Former Penn State OL calls Jeff Brohm ‘as Penn State as it gets,’ believes he’s the only coach who can restore the program
Former Penn State lineman Landon Tengwall believes Louisville’s Jeff Brohm embodies everything the Nittany Lions need in their next head coach — toughness, humility, and a blue-collar edge.
In his latest head coach profile video, former Nittany Lions offensive lineman Landon Tengwall made his case for why Penn State should hire Louisville’s Jeff Brohm, calling him “as Penn State as it gets.” For Tengwall, this isn’t about hiring the flashiest name or chasing the hottest coordinator. It’s about finding someone who understands what Penn State football has always been: tough, humble, and relentlessly blue-collar.
“He’s a bring-your-lunch-pail-to-work type of head coach,” Tengwall said. “If you told me there’s anything more Penn State than Jeff Brohm, I don’t believe it.”
Brohm makes over $5 million a year and still drives the same 2004 Honda Accord he bought as a young assistant. When it was towed from Purdue’s lot because security didn’t believe a head coach would own it, Brohm just laughed and had it brought back. “He drives it to remember where he came from,” Tengwall said. “Tell me that doesn’t sound like a Penn State head coach.”
The XFL clip that sold Tengwall on Brohm’s toughness
For Tengwall, there’s one moment that defined Brohm’s character. He pulled up the famous XFL clip of Brohm being interviewed six days after a brutal hit that sent him to the hospital. Asked how he was already back on the field, Brohm deadpanned: “Do I or do I not currently have a pulse? Yes, I do. Let’s play football.”
Tengwall reacted enthusiastically at the clip, saying, “Sign him up. That’s who I want leading my football team.”
For a Penn State program still reeling from James Franklin’s firing, Tengwall believes Brohm’s mix of grit and steadiness would immediately stabilize the locker room. “He’s blue-collar, hardworking, and elite at motivating players,” Tengwall said. “You can tell his players love him. That’s the kind of energy Penn State needs right now.”
Brohm’s offensive adaptability is exactly what Penn State needs
Beyond the persona, Brohm’s football credentials check every box for a Big Ten rebuild. What stands out most to Tengwall is his ability to adapt offensively. At Purdue, Brohm ran one of the most pass-heavy schemes in the country — nearly 65 percent of plays came through the air. When he took over at Louisville, he flipped the formula, leaning on a 55–45 run-pass split in 2023.
“That’s the sign of a coach who builds around what he has, not what he wants,” Tengwall explained. “He’s not a system guy. He’s a scheme guy.”
Brohm also calls his own plays, which Tengwall sees as a massive advantage in an era where offensive identity has become Penn State’s biggest question mark. His offenses are quarterback-friendly and consistently elevate No. 1 receivers, who often lead their conferences in yards and touchdowns.
“Penn State hasn’t had a receiver like that since Jahan Dotson,” Tengwall said. “If you give Brohm the keys, you’ll start seeing top wideouts want to transfer in because they know they’ll get fed.”
Brohm’s record in big games speaks for itself
Perhaps the most persuasive part of Tengwall’s argument is Brohm’s track record when the stakes are highest. He’s 4–4 against top-five opponents in his head coaching career. James Franklin went 1–14 under those same circumstances.
“That tells you everything about his leadership,” Tengwall said. “When your players love you, they play above their ceiling. Brohm’s teams do that over and over again.”

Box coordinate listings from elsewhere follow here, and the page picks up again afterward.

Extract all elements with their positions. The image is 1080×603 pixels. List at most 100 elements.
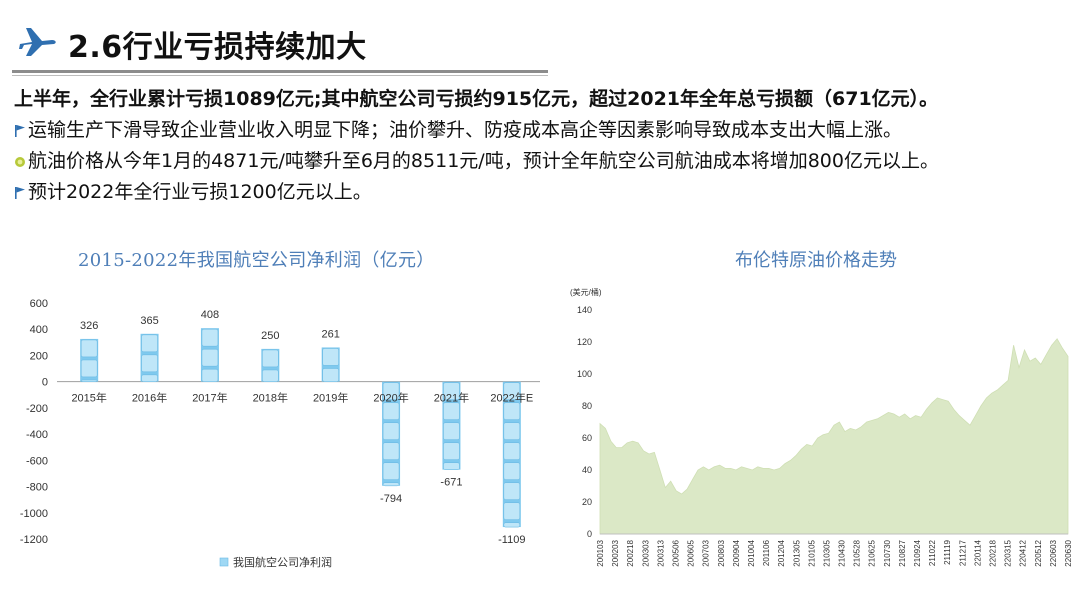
x-tick-label: 210305: [823, 539, 832, 566]
bar-segment: [141, 334, 158, 353]
title-divider: [12, 70, 548, 73]
profit-chart-title: 2015-2022年我国航空公司净利润（亿元）: [78, 250, 435, 271]
bar-segment: [322, 348, 339, 366]
y-tick-label: 120: [577, 337, 592, 347]
bar-segment: [443, 402, 460, 420]
x-tick-label: 210105: [807, 539, 816, 566]
bar-segment: [503, 442, 521, 460]
x-tick-label: 2015年: [71, 391, 106, 405]
oil-price-area-chart: (美元/桶) 0 20 40 60 80 100 120 140 200103 200203 2002…: [570, 287, 1073, 567]
bar-2020年: [382, 381, 401, 487]
title-bar: 2.6行业亏损持续加大: [0, 0, 1080, 80]
bullet-text-1: 上半年，全行业累计亏损1089亿元;其中航空公司亏损约915亿元，超过2021年…: [14, 88, 939, 110]
data-label: 326: [80, 320, 98, 332]
x-tick-label: 220412: [1019, 539, 1028, 566]
x-tick-label: 210924: [913, 539, 922, 566]
x-tick-label: 201305: [792, 539, 801, 566]
x-tick-label: 210625: [868, 539, 877, 566]
bar-segment: [382, 422, 400, 440]
x-tick-label: 201106: [762, 539, 771, 566]
bar-2021年: [442, 381, 461, 470]
oil-chart-title: 布伦特原油价格走势: [735, 250, 897, 271]
x-tick-label: 200103: [596, 539, 605, 566]
bar-2016年: [140, 333, 159, 382]
x-tick-label: 2016年: [132, 391, 167, 405]
bullet-text-3: 航油价格从今年1月的4871元/吨攀升至6月的8511元/吨，预计全年航空公司航…: [28, 150, 939, 172]
x-tick-label: 200303: [641, 539, 650, 566]
y-tick-label: 400: [30, 324, 48, 336]
x-tick-label: 200203: [611, 539, 620, 566]
x-tick-label: 210730: [883, 539, 892, 566]
x-tick-label: 211022: [928, 539, 937, 566]
x-tick-label: 200703: [702, 539, 711, 566]
data-label: -1109: [498, 534, 525, 546]
legend-swatch: [219, 557, 229, 567]
data-label: -794: [380, 493, 402, 505]
bar-segment: [382, 482, 400, 487]
y-tick-label: 40: [582, 465, 592, 475]
bullet-line-4: 预计2022年全行业亏损1200亿元以上。: [14, 177, 1074, 208]
x-tick-label: 200605: [687, 539, 696, 566]
y-tick-label: 20: [582, 497, 592, 507]
bar-segment: [201, 328, 219, 347]
x-tick-label: 201004: [747, 539, 756, 566]
bar-segment: [141, 354, 158, 373]
bar-segment: [382, 402, 400, 420]
y-tick-label: 140: [577, 305, 592, 315]
bar-segment: [322, 368, 339, 382]
bar-2018年: [261, 348, 280, 382]
profit-bar-chart: 600 400 200 0 -200 -400 -600 -800 -1000 -1200 2015…: [20, 298, 540, 569]
bar-segment: [503, 502, 521, 520]
bar-2015年: [80, 338, 99, 382]
x-tick-label: 200218: [626, 539, 635, 566]
page-title: 2.6行业亏损持续加大: [68, 30, 367, 65]
x-tick-label: 200313: [656, 539, 665, 566]
y-tick-label: -600: [26, 455, 48, 467]
bar-segment: [443, 442, 460, 460]
x-tick-label: 210827: [898, 539, 907, 566]
bar-segment: [201, 348, 219, 367]
x-tick-label: 2017年: [192, 391, 227, 405]
y-tick-label: 200: [30, 350, 48, 362]
flag-bullet-icon: [15, 187, 25, 199]
bar-segment: [443, 382, 460, 400]
bullet-text-2: 运输生产下滑导致企业营业收入明显下降；油价攀升、防疫成本高企等因素影响导致成本支…: [28, 119, 903, 141]
bullet-line-1: 上半年，全行业累计亏损1089亿元;其中航空公司亏损约915亿元，超过2021年…: [14, 84, 1074, 115]
y-tick-label: 100: [577, 369, 592, 379]
bar-segment: [201, 368, 219, 382]
x-tick-label: 220315: [1004, 539, 1013, 566]
x-tick-label: 200904: [732, 539, 741, 566]
y-tick-label: -400: [26, 429, 48, 441]
y-tick-label: -1000: [20, 508, 48, 520]
data-label: 250: [261, 330, 279, 342]
legend-label: 我国航空公司净利润: [233, 555, 332, 569]
bar-segment: [503, 382, 521, 400]
bar-segment: [503, 422, 521, 440]
y-tick-label: -200: [26, 403, 48, 415]
x-tick-label: 201204: [777, 539, 786, 566]
bar-segment: [503, 482, 521, 500]
x-tick-label: 220630: [1064, 539, 1073, 566]
bar-segment: [80, 379, 98, 382]
bar-segment: [503, 522, 521, 528]
x-tick-label: 2021年: [434, 391, 469, 405]
x-tick-label: 220114: [973, 539, 982, 566]
bar-segment: [443, 422, 460, 440]
bar-segment: [80, 339, 98, 358]
x-tick-label: 2022年E: [490, 391, 533, 405]
bullet-text-4: 预计2022年全行业亏损1200亿元以上。: [28, 181, 372, 203]
y-tick-label: 600: [30, 298, 48, 310]
data-label: 365: [140, 315, 158, 327]
y-tick-label: 80: [582, 401, 592, 411]
y-tick-label: -1200: [20, 534, 48, 546]
y-tick-label: 0: [42, 377, 48, 389]
x-tick-label: 200506: [672, 539, 681, 566]
x-tick-label: 220512: [1034, 539, 1043, 566]
bar-segment: [262, 369, 279, 382]
data-label: 408: [201, 309, 219, 321]
data-label: 261: [322, 328, 340, 340]
bar-2022年E: [502, 381, 521, 528]
bar-2017年: [200, 328, 219, 382]
y-tick-label: 0: [587, 529, 592, 539]
bullet-line-2: 运输生产下滑导致企业营业收入明显下降；油价攀升、防疫成本高企等因素影响导致成本支…: [14, 115, 1074, 146]
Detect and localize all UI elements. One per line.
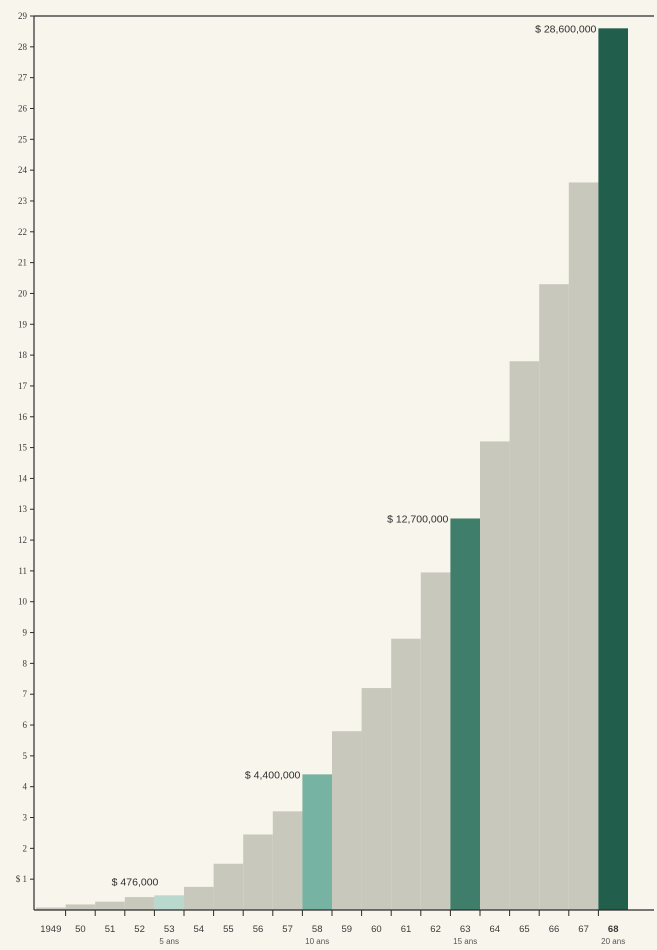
- x-tick-label: 61: [401, 924, 412, 935]
- y-tick-label: 6: [23, 720, 28, 730]
- y-tick-label: 27: [18, 73, 28, 83]
- bar-65: [509, 361, 540, 910]
- y-tick-label: 3: [23, 813, 28, 823]
- x-tick-label: 57: [282, 924, 293, 935]
- y-tick-label: 22: [18, 227, 27, 237]
- bar-60: [361, 688, 392, 910]
- y-tick-label: 9: [23, 628, 28, 638]
- value-annotation: $ 12,700,000: [387, 513, 448, 525]
- x-sublabel: 20 ans: [601, 937, 625, 946]
- x-tick-label: 55: [223, 924, 234, 935]
- y-tick-label: 25: [18, 134, 28, 144]
- bar-68: [598, 28, 628, 910]
- bar-1949: [36, 907, 66, 910]
- y-tick-label: 23: [18, 196, 28, 206]
- x-tick-label: 62: [430, 924, 441, 935]
- y-tick-label: 20: [18, 288, 28, 298]
- y-tick-label: 13: [18, 504, 28, 514]
- bar-59: [332, 731, 362, 910]
- y-tick-label: 7: [23, 689, 28, 699]
- y-tick-label: 17: [18, 381, 28, 391]
- y-tick-label: 26: [18, 103, 28, 113]
- y-tick-label: 28: [18, 42, 28, 52]
- x-tick-label: 64: [490, 924, 501, 935]
- value-annotation: $ 28,600,000: [535, 23, 596, 35]
- y-tick-label: 24: [18, 165, 28, 175]
- x-tick-label: 67: [578, 924, 589, 935]
- x-sublabel: 15 ans: [453, 937, 477, 946]
- bar-51: [95, 901, 125, 910]
- y-tick-label: 2: [23, 843, 28, 853]
- x-tick-label: 58: [312, 924, 323, 935]
- x-tick-label: 1949: [40, 924, 61, 935]
- bar-66: [539, 284, 569, 910]
- y-tick-label: 29: [18, 11, 28, 21]
- y-tick-label: 10: [18, 597, 28, 607]
- bar-62: [420, 572, 451, 910]
- x-tick-label: 53: [164, 924, 175, 935]
- bar-55: [213, 863, 244, 910]
- bar-61: [391, 638, 421, 910]
- x-tick-label: 66: [549, 924, 560, 935]
- bar-54: [184, 886, 214, 910]
- y-tick-label: 12: [18, 535, 27, 545]
- y-tick-label: 19: [18, 319, 28, 329]
- y-tick-label: 8: [23, 658, 28, 668]
- x-tick-label: 54: [194, 924, 205, 935]
- value-annotation: $ 4,400,000: [245, 769, 301, 781]
- y-tick-label: $ 1: [16, 874, 27, 884]
- bar-56: [243, 834, 273, 910]
- bar-64: [480, 441, 510, 910]
- value-annotation: $ 476,000: [112, 876, 159, 888]
- x-tick-label: 59: [342, 924, 353, 935]
- x-tick-label: 50: [75, 924, 86, 935]
- bar-50: [65, 904, 96, 910]
- x-tick-label: 65: [519, 924, 530, 935]
- y-tick-label: 11: [18, 566, 27, 576]
- y-tick-label: 18: [18, 350, 28, 360]
- y-tick-label: 15: [18, 443, 28, 453]
- y-tick-label: 14: [18, 473, 28, 483]
- x-tick-label: 52: [134, 924, 145, 935]
- x-sublabel: 5 ans: [159, 937, 179, 946]
- bar-63: [450, 518, 480, 910]
- bar-57: [272, 811, 303, 910]
- x-tick-label: 51: [105, 924, 116, 935]
- x-tick-label: 68: [608, 924, 619, 935]
- y-tick-label: 4: [23, 782, 28, 792]
- y-tick-label: 5: [23, 751, 28, 761]
- x-sublabel: 10 ans: [305, 937, 329, 946]
- x-tick-label: 63: [460, 924, 471, 935]
- bar-52: [124, 897, 155, 910]
- y-tick-label: 16: [18, 412, 28, 422]
- bar-53: [154, 895, 184, 910]
- y-tick-label: 21: [18, 258, 27, 268]
- x-tick-label: 60: [371, 924, 382, 935]
- x-tick-label: 56: [253, 924, 264, 935]
- bar-67: [568, 182, 599, 911]
- bar-58: [302, 774, 332, 910]
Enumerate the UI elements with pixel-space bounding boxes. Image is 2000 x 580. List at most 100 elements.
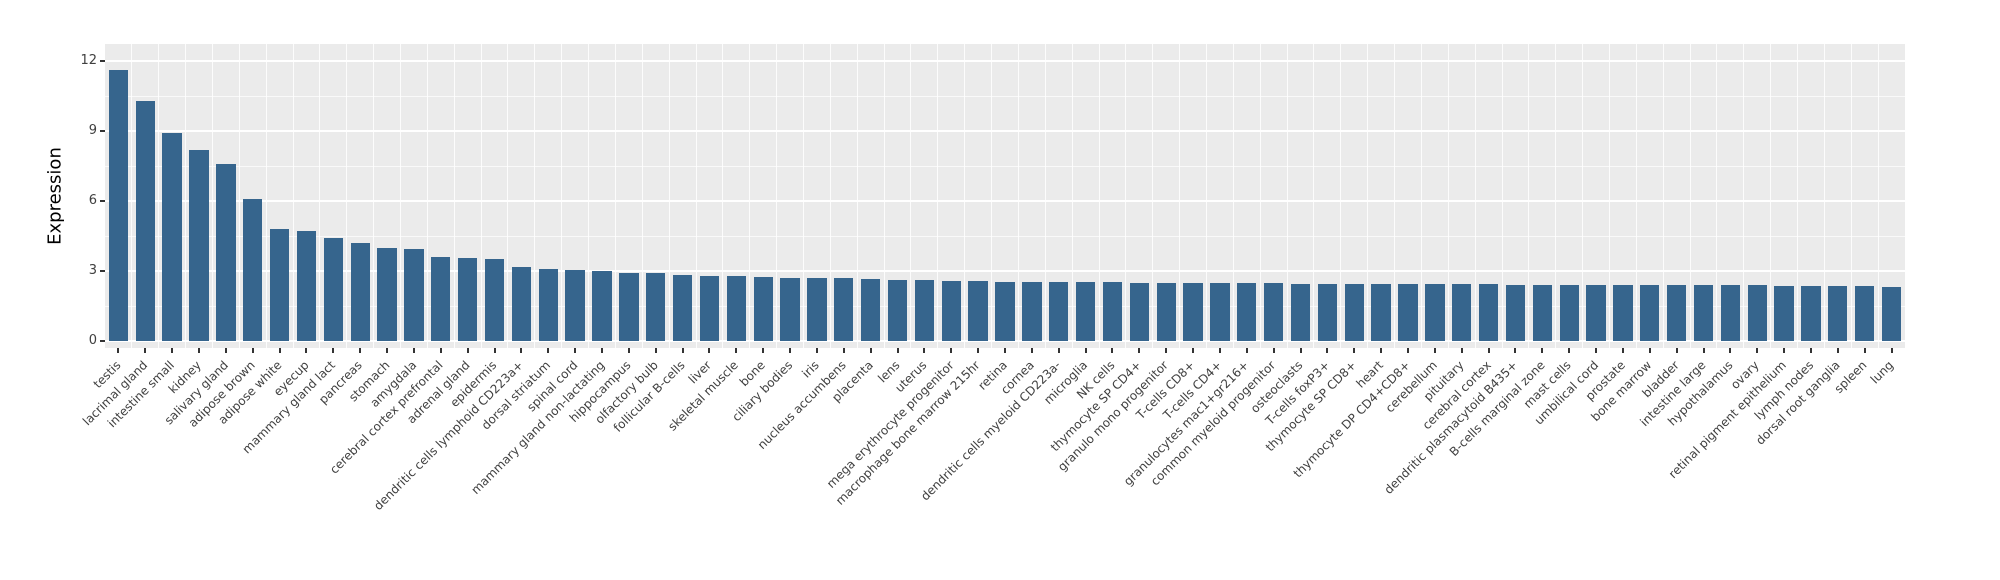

The challenge: convincing Brohm to leave Louisville
The only real obstacle Tengwall sees is geography. Brohm is Louisville through and through — born there, raised there, played there, and now coaching there with family ties woven deep into the program. “He’s what Jim Harbaugh is to Michigan,” Tengwall said. “Not just an alum, but a hometown legend.”
Convincing him to leave would take more than money. Brohm is currently the 43rd-highest-paid head coach in college football and sixth in the ACC despite arguably being one of its best. “He doesn’t chase money or notoriety,” Tengwall said. “He loves being where he’s from.”
But if athletic director Pat Kraft can sell Brohm on the idea that Penn State is ready for someone who embodies its blue-collar identity — someone who wins big games, develops quarterbacks, and stays grounded no matter how high he climbs — it could work.
“Everything about Jeff Brohm lines up with what Penn State stands for,” Tengwall said. “He wins big games, develops quarterbacks, and stays grounded no matter how high he climbs. That’s the kind of leader who could walk into Beaver Stadium and immediately feel like he belongs.”
If Kraft wants to restore Penn State’s culture while reigniting its offense, Tengwall believes the answer isn’t flash, but blue-collar grit. It needs a football coach who drives a 2004 Honda Accord and still believes in showing up to work with a lunch pail. In other words, it needs Jeff Brohm.